The first step of Lent is one which all resolutions should be based on

Second Sunday of Lent: Gen 15:5-12, 17-18; Ps 27; Phil 3:17 – 4:1 or 3:20 – 4:1; Lk 9:28-36 (Year C)

By on Friday, 22 February 2013

Hope is fundamental to life and faith. In hope we journey from what we are to what we long to become. Lent itself is a pilgrimage of hope, a reaching out for all that we shall become in Christ, our risen Lord.

This journey from promise to fulfilment is set before us in the ancient covenant that bound Abram to the God of Israel.

At a time when Abram lived in the insecurity of a nomadic life, a loving God invited him to entrust himself to a promise whose fulfilment lay in an uncertain future. “Look up to heaven and count the stars if you can. Such will be your descendants.”
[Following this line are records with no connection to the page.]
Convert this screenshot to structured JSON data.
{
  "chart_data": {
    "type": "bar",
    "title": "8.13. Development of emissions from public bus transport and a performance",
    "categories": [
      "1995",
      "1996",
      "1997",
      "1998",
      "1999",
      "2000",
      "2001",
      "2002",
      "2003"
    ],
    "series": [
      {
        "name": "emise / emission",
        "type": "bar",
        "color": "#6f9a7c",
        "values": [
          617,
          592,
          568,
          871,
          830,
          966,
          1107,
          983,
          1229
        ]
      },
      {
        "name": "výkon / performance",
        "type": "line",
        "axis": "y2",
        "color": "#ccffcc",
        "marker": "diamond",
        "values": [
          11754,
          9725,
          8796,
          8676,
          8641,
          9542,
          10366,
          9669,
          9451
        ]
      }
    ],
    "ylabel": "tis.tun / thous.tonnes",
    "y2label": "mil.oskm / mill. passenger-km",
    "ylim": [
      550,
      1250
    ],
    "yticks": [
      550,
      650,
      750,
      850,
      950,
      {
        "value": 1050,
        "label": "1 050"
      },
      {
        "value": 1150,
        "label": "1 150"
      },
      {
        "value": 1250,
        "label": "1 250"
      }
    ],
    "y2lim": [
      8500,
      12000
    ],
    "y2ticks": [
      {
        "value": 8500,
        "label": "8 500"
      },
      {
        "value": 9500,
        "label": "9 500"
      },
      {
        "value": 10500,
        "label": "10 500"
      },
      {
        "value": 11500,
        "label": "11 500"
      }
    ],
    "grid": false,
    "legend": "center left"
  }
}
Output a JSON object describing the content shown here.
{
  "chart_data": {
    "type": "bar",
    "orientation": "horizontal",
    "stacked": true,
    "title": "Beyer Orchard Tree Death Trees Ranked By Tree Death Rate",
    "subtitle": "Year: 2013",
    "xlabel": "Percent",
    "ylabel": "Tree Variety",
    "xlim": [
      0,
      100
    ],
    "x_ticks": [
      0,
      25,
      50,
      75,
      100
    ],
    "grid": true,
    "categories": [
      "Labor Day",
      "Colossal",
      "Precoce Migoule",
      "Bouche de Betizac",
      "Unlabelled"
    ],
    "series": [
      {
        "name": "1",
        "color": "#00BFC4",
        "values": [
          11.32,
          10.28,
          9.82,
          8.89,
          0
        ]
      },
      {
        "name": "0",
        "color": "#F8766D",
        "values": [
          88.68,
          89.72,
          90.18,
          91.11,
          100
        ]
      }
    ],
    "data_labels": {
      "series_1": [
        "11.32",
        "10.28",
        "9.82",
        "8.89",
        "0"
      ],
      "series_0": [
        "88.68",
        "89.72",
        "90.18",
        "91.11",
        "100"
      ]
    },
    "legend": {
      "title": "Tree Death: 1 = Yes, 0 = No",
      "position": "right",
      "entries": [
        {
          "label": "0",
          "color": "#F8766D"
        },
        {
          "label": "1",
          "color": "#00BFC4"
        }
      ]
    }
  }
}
For a barren couple, whose entire security depended on the continuation of the family, this promise symbolised every human longing. Faith, and faith alone, enabled them to enter into the promise, to begin their journey. They were called to surrender their frustration and disappointment, not to some vague daydream, but to the God who would accomplish what lay beyond their declining strength. “Abram put his faith in the Lord, who counted this as making him justified.”
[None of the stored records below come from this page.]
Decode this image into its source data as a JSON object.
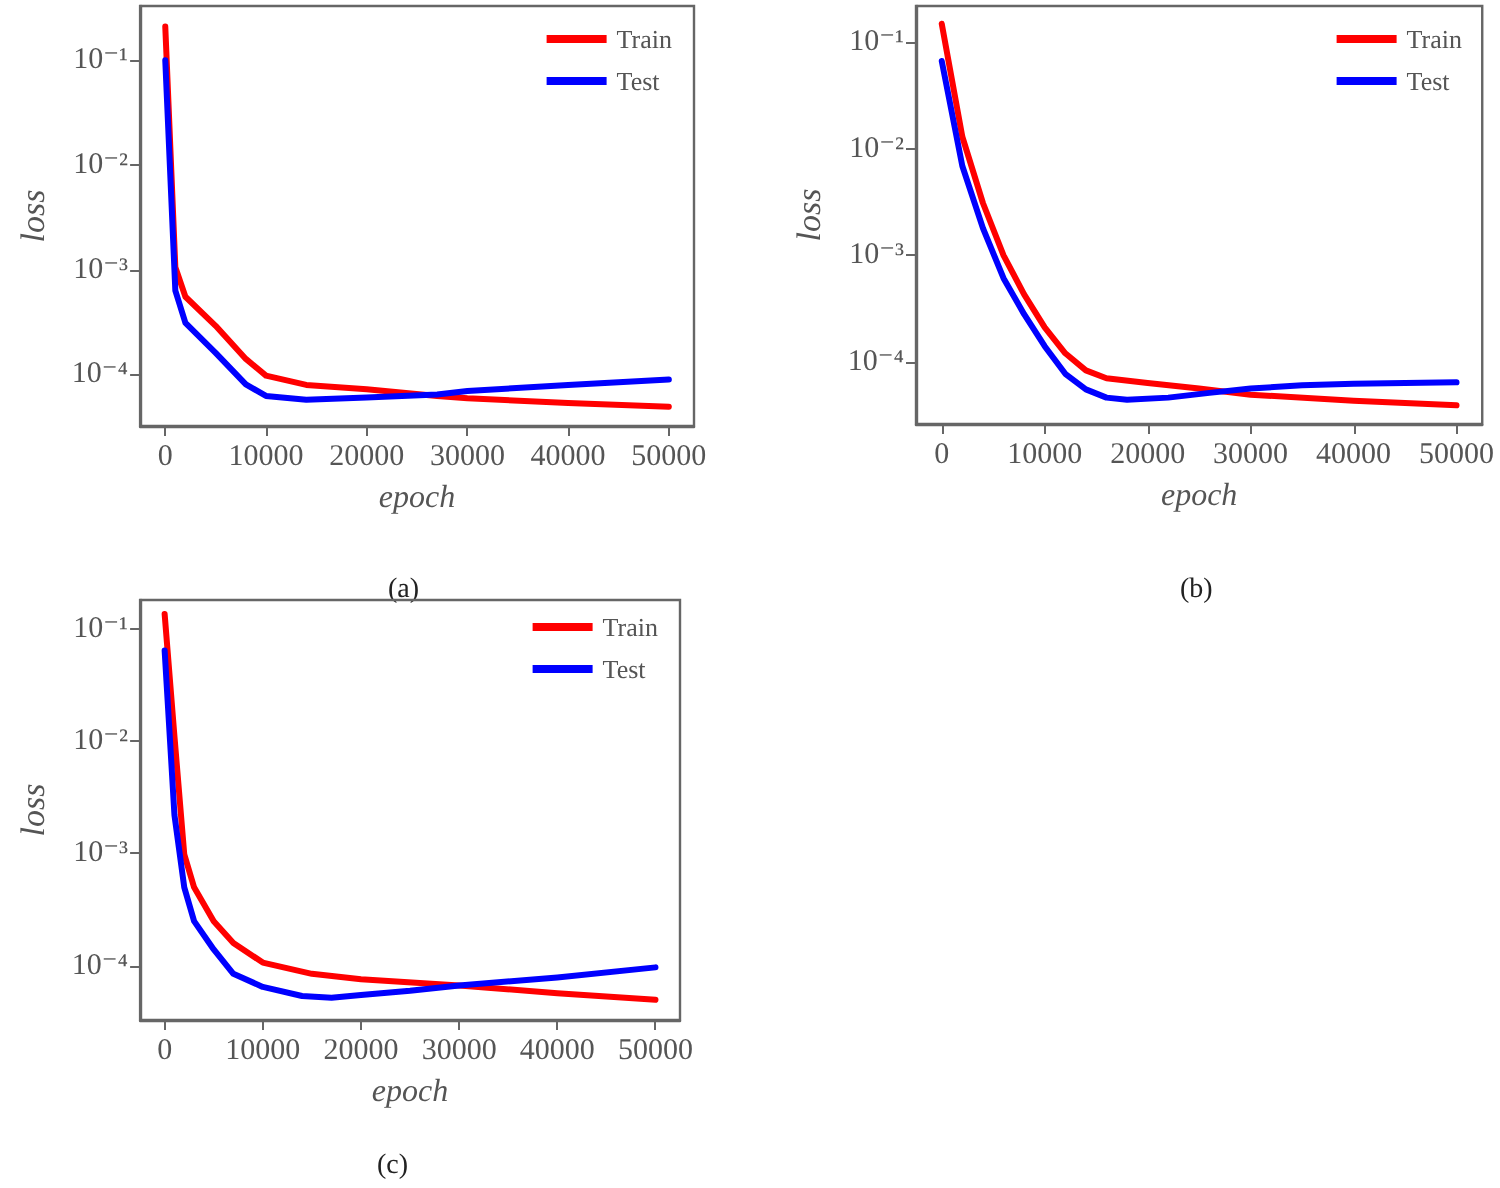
{
  "chart_data": [
    {
      "type": "line",
      "xlabel": "epoch",
      "ylabel": "loss",
      "annotations": [
        "(a)"
      ],
      "log": "y",
      "grid": false,
      "legend": "top right",
      "line_style": "solid",
      "marker": "none",
      "xlim": [
        -2500,
        52500
      ],
      "xticks": [
        0,
        10000,
        20000,
        30000,
        40000,
        50000
      ],
      "ylim": [
        3.2e-05,
        0.33
      ],
      "yticks": [
        {
          "value": 0.1,
          "label": "10⁻¹"
        },
        {
          "value": 0.01,
          "label": "10⁻²"
        },
        {
          "value": 0.001,
          "label": "10⁻³"
        },
        {
          "value": 0.0001,
          "label": "10⁻⁴"
        }
      ],
      "series": [
        {
          "name": "Train",
          "color": "#ff0000",
          "x": [
            0,
            1000,
            2000,
            5000,
            8000,
            10000,
            14000,
            20000,
            27000,
            30000,
            40000,
            50000
          ],
          "values": [
            0.21,
            0.00105,
            0.00055,
            0.00029,
            0.00014,
            9.7e-05,
            7.9e-05,
            7.2e-05,
            6.2e-05,
            5.9e-05,
            5.3e-05,
            4.9e-05
          ]
        },
        {
          "name": "Test",
          "color": "#0000ff",
          "x": [
            0,
            1000,
            2000,
            5000,
            8000,
            10000,
            14000,
            20000,
            27000,
            30000,
            40000,
            50000
          ],
          "values": [
            0.1,
            0.00063,
            0.00031,
            0.00016,
            8e-05,
            6.2e-05,
            5.7e-05,
            6e-05,
            6.4e-05,
            6.9e-05,
            7.9e-05,
            8.9e-05
          ]
        }
      ]
    },
    {
      "type": "line",
      "xlabel": "epoch",
      "ylabel": "loss",
      "annotations": [
        "(b)"
      ],
      "log": "y",
      "grid": false,
      "legend": "top right",
      "line_style": "solid",
      "marker": "none",
      "xlim": [
        -2500,
        52500
      ],
      "xticks": [
        0,
        10000,
        20000,
        30000,
        40000,
        50000
      ],
      "ylim": [
        2.6e-05,
        0.22
      ],
      "yticks": [
        {
          "value": 0.1,
          "label": "10⁻¹"
        },
        {
          "value": 0.01,
          "label": "10⁻²"
        },
        {
          "value": 0.001,
          "label": "10⁻³"
        },
        {
          "value": 0.0001,
          "label": "10⁻⁴"
        }
      ],
      "series": [
        {
          "name": "Train",
          "color": "#ff0000",
          "x": [
            0,
            2000,
            4000,
            6000,
            8000,
            10000,
            12000,
            14000,
            16000,
            20000,
            25000,
            30000,
            40000,
            50000
          ],
          "values": [
            0.15,
            0.013,
            0.0031,
            0.001,
            0.00043,
            0.00021,
            0.00012,
            8.3e-05,
            7e-05,
            6.3e-05,
            5.6e-05,
            4.9e-05,
            4.3e-05,
            3.9e-05
          ]
        },
        {
          "name": "Test",
          "color": "#0000ff",
          "x": [
            0,
            2000,
            4000,
            6000,
            8000,
            10000,
            12000,
            14000,
            16000,
            18000,
            22000,
            26000,
            30000,
            35000,
            40000,
            50000
          ],
          "values": [
            0.067,
            0.0069,
            0.0018,
            0.00061,
            0.00028,
            0.00014,
            7.7e-05,
            5.5e-05,
            4.6e-05,
            4.4e-05,
            4.6e-05,
            5.1e-05,
            5.6e-05,
            6e-05,
            6.2e-05,
            6.4e-05
          ]
        }
      ]
    },
    {
      "type": "line",
      "xlabel": "epoch",
      "ylabel": "loss",
      "annotations": [
        "(c)"
      ],
      "log": "y",
      "grid": false,
      "legend": "top right",
      "line_style": "solid",
      "marker": "none",
      "xlim": [
        -2500,
        52500
      ],
      "xticks": [
        0,
        10000,
        20000,
        30000,
        40000,
        50000
      ],
      "ylim": [
        3.3e-05,
        0.18
      ],
      "yticks": [
        {
          "value": 0.1,
          "label": "10⁻¹"
        },
        {
          "value": 0.01,
          "label": "10⁻²"
        },
        {
          "value": 0.001,
          "label": "10⁻³"
        },
        {
          "value": 0.0001,
          "label": "10⁻⁴"
        }
      ],
      "series": [
        {
          "name": "Train",
          "color": "#ff0000",
          "x": [
            0,
            1000,
            2000,
            3000,
            5000,
            7000,
            10000,
            15000,
            20000,
            30000,
            40000,
            50000
          ],
          "values": [
            0.135,
            0.011,
            0.00098,
            0.0005,
            0.00025,
            0.00016,
            0.000107,
            8.5e-05,
            7.6e-05,
            6.7e-05,
            5.7e-05,
            5e-05
          ]
        },
        {
          "name": "Test",
          "color": "#0000ff",
          "x": [
            0,
            1000,
            2000,
            3000,
            5000,
            7000,
            10000,
            14000,
            17000,
            20000,
            25000,
            30000,
            40000,
            50000
          ],
          "values": [
            0.064,
            0.0022,
            0.0005,
            0.00025,
            0.00014,
            8.5e-05,
            6.5e-05,
            5.4e-05,
            5.2e-05,
            5.5e-05,
            6e-05,
            6.7e-05,
            7.9e-05,
            9.7e-05
          ]
        }
      ]
    }
  ]
}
For us, as for Abram, the first step must be to entrust ourselves, in a deeply personal way, to the life promised by the Father in his Son, Jesus Christ. We whose sinful lives are a frustrated longing to live Christ’s goodness must abandon ourselves to God’s promise that “he will transfigure these wretched bodies of ours into copies of Christ’s glorious body. He will do this by the same glorious power with which he can subdue the universe.” This is the first and most fundamental step both for Lent and for faith itself. Any other Lenten resolutions, or hopes for the future, will come to nothing without this surrender to Christ’s transforming presence.
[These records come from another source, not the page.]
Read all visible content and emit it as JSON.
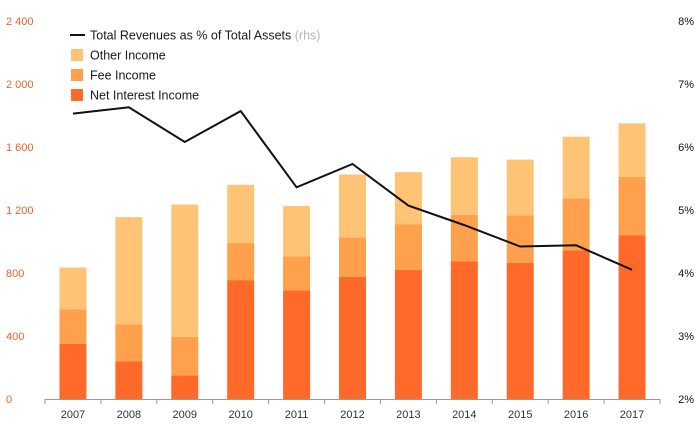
{
  "chart_data": {
    "type": "bar",
    "stacked": true,
    "categories": [
      "2007",
      "2008",
      "2009",
      "2010",
      "2011",
      "2012",
      "2013",
      "2014",
      "2015",
      "2016",
      "2017"
    ],
    "series": [
      {
        "name": "Net Interest Income",
        "color": "#ff6a2b",
        "values": [
          350,
          240,
          150,
          755,
          690,
          775,
          820,
          875,
          865,
          945,
          1040
        ]
      },
      {
        "name": "Fee Income",
        "color": "#ffa04d",
        "values": [
          220,
          235,
          245,
          235,
          215,
          250,
          290,
          295,
          300,
          330,
          370
        ]
      },
      {
        "name": "Other Income",
        "color": "#ffc375",
        "values": [
          265,
          680,
          840,
          370,
          320,
          400,
          330,
          365,
          355,
          390,
          340
        ]
      }
    ],
    "line_series": {
      "name": "Total Revenues as % of Total Assets",
      "suffix": "(rhs)",
      "color": "#111111",
      "values": [
        6.53,
        6.63,
        6.08,
        6.57,
        5.36,
        5.73,
        5.07,
        4.76,
        4.42,
        4.44,
        4.05
      ]
    },
    "y_left": {
      "min": 0,
      "max": 2400,
      "ticks": [
        0,
        400,
        800,
        1200,
        1600,
        2000,
        2400
      ],
      "tick_labels": [
        "0",
        "400",
        "800",
        "1 200",
        "1 600",
        "2 000",
        "2 400"
      ],
      "color": "#e8632a"
    },
    "y_right": {
      "min": 2,
      "max": 8,
      "ticks": [
        2,
        3,
        4,
        5,
        6,
        7,
        8
      ],
      "tick_labels": [
        "2%",
        "3%",
        "4%",
        "5%",
        "6%",
        "7%",
        "8%"
      ]
    },
    "legend_order": [
      "line",
      "Other Income",
      "Fee Income",
      "Net Interest Income"
    ],
    "legend_position": "top-left",
    "grid": false
  }
}
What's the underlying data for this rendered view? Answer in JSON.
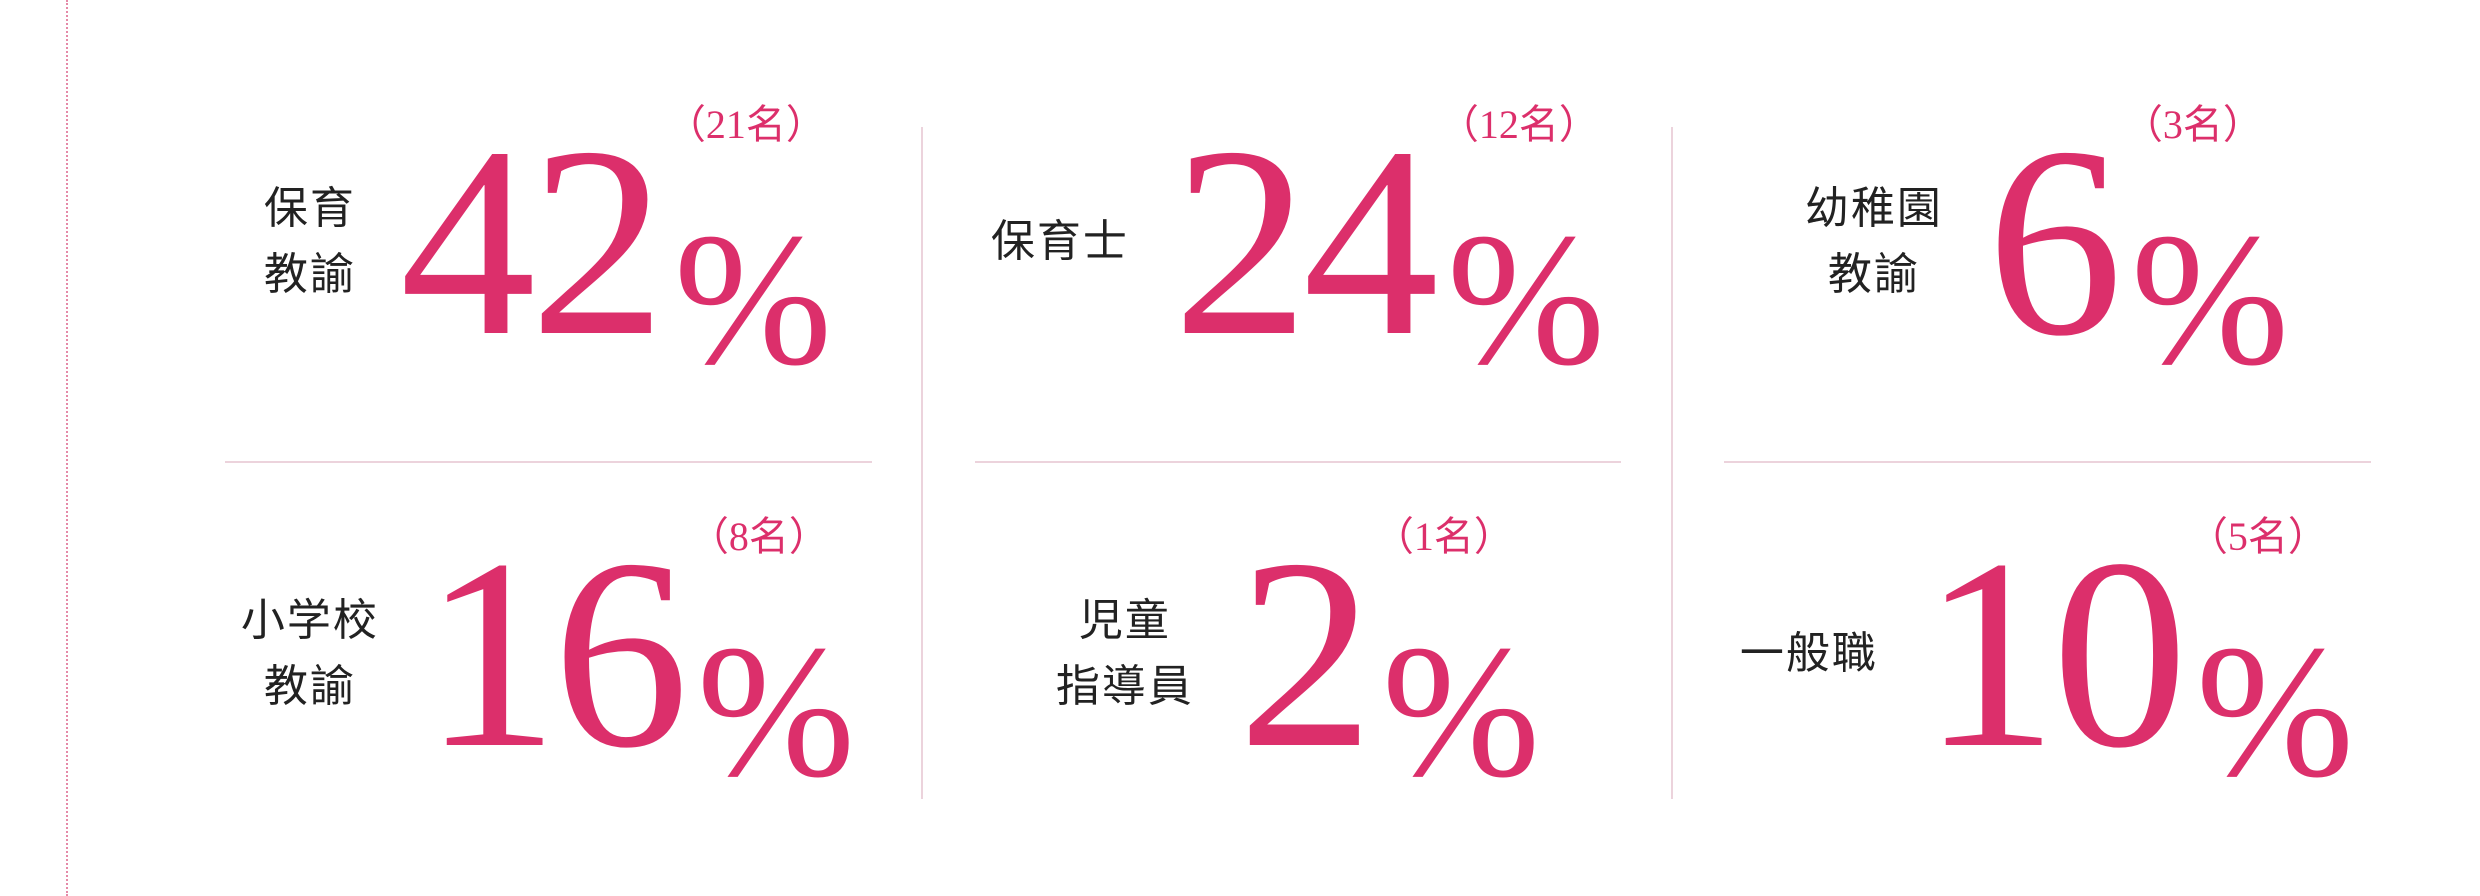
{
  "accent_color": "#dc2f6b",
  "items": [
    {
      "label": "保育\n教諭",
      "value": "42",
      "unit": "%",
      "count": "（21名）"
    },
    {
      "label": "保育士",
      "value": "24",
      "unit": "%",
      "count": "（12名）"
    },
    {
      "label": "幼稚園\n教諭",
      "value": "6",
      "unit": "%",
      "count": "（3名）"
    },
    {
      "label": "小学校\n教諭",
      "value": "16",
      "unit": "%",
      "count": "（8名）"
    },
    {
      "label": "児童\n指導員",
      "value": "2",
      "unit": "%",
      "count": "（1名）"
    },
    {
      "label": "一般職",
      "value": "10",
      "unit": "%",
      "count": "（5名）"
    }
  ]
}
Luke’s account of the Transfiguration describes a turning point for Peter, James and John. Events in the ministry of Jesus were to turn rapidly towards Jerusalem and his approaching death. To prepare the disciples for what lay ahead, the Transfiguration foreshadowed the promise that Christ’s Resurrection holds for all believers.

Through this experience the disciples saw clearly, for the first time, the true nature of the one who had called them, and the promise that his death and Resurrection would achieve in them. They realised that in Jesus they were in the presence of God, and that in this presence all longing ceased. “Master, it is wonderful for us to be here.”

They heard a voice proclaiming the Father’s love for the Son: “This is my Son, the chosen one.” They understood that they themselves, through faith, were called to share in this love, to become the children of God. This profound experience prepared the disciples for all that would lie ahead as they descended with Jesus from the mountain. They had glimpsed the promise. Increasingly, Jesus would insist that the path to its fulfilment would be a faith that was willing to share his Cross.

We do not live our lives on the mountain of Christ’s Transfiguration. We face the daily challenges of our own sinfulness and frailty. We are frequently wounded in an imperfect world. At times we feel disheartened, both with ourselves and the world in which we live.

The Transfiguration revealed that Christ’s presence has the power to transform sinful lives. In faith, we commit our lives to Christ, knowing that he leads us through every cross to the glory of his Resurrection.